Crude on Track for Sharpest Weekly Percentage Fall Since '12

YPF-ARGENTINA/

Brent crude oil edged up towards $108 a barrel on Friday but expectations for a rise in Libyan supply and caution ahead of data on U.S. stockpiles capped gains.

Libya hopes to resume production at one of its largest oilfields, El Sharara in the west of the country, within three days after protesters agreed to suspend their two-month stoppage, officials said on Thursday.

An increase in oil exports from the OPEC member, which has dropped to less than 250,000 barrels per day (bpd) from 1.4 million bpd in July, would boost supply and weigh on prices.

By 1445 GMT, Brent had risen 13 cents to $107.91, rebounding from a 2.7 percent drop on Thursday, the largest decline since late June. But the European benchmark was still set for its biggest weekly percentage drop in six months.

Brent fell as low $107.52, its lowest since November, and Jefferies Bache broker Christopher Bellew said the European benchmark might have found a new range after yesterday's sharp drop.

"It may be we're finding our way into a new range at which $107.50 will be the bottom and $109 or something like that will be the top," said Christopher Bellew.

U.S. crude fell 13 cents to $95.31 and was on track for its sharpest weekly percentage fall since September 2012. On Thursday, the contract posted its biggest daily drop since November 2012.

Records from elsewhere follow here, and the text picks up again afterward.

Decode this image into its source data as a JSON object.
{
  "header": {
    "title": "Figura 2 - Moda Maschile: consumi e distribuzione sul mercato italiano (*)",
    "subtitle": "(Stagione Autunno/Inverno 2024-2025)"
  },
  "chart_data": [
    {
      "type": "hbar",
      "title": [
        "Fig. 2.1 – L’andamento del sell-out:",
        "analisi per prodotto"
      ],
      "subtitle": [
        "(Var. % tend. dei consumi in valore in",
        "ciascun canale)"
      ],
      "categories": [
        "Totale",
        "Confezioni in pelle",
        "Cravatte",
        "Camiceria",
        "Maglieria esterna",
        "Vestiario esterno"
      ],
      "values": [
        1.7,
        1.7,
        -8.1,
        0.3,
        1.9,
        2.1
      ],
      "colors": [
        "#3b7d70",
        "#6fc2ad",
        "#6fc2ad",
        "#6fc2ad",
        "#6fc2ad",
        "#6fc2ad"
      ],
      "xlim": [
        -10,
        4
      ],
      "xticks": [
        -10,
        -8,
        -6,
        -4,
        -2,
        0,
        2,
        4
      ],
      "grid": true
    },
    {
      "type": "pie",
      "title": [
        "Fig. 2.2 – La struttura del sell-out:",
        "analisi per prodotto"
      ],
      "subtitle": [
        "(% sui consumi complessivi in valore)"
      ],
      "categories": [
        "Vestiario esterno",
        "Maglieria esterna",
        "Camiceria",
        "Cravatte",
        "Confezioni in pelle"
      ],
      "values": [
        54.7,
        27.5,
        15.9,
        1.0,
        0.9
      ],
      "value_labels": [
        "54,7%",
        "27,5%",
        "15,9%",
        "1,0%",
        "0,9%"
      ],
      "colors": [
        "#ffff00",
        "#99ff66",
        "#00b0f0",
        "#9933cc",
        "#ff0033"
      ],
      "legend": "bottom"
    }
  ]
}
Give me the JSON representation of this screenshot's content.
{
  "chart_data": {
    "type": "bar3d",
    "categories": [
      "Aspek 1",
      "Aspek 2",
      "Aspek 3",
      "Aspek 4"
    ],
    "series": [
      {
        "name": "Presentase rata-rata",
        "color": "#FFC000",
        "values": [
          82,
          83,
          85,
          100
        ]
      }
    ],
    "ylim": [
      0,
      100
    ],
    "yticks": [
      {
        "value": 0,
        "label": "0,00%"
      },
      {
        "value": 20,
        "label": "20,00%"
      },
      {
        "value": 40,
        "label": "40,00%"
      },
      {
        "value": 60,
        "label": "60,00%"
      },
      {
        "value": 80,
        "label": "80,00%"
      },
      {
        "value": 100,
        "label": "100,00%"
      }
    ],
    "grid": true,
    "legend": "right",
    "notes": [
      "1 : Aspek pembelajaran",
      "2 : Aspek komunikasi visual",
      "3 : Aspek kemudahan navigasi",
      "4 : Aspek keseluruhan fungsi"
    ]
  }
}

The prospect of an increase in Libyan oil exports was different to previous false starts because it was coming from the west of the country, said oil analyst Olivier Jakob of Petromatrix in Zug, Switzerland.

"What has really failed to materialise so far has been a restart in the east, where you have autonomy groups that are controlling the ports," he said.

"In the west, it's a different situation because it was a protest at the field, but the port is actually open. If they restart production it can really move to the market."

The market was also waiting to see whether official U.S. weekly data, to be released at 1600 GMT on Friday, would show an increase in U.S. crude stocks.

Data from industry group the American Petroleum Institute on Tuesday showed U.S. stocks fell last week as imports dropped.

But a report by industry group Genscape showed a 1 million barrel rise in stockpiles at Cushing, Oklahoma, the benchmark delivery point for U.S. oil futures.

Analysts expected the data to show a fifth consecutive draw in nationwide crude inventories.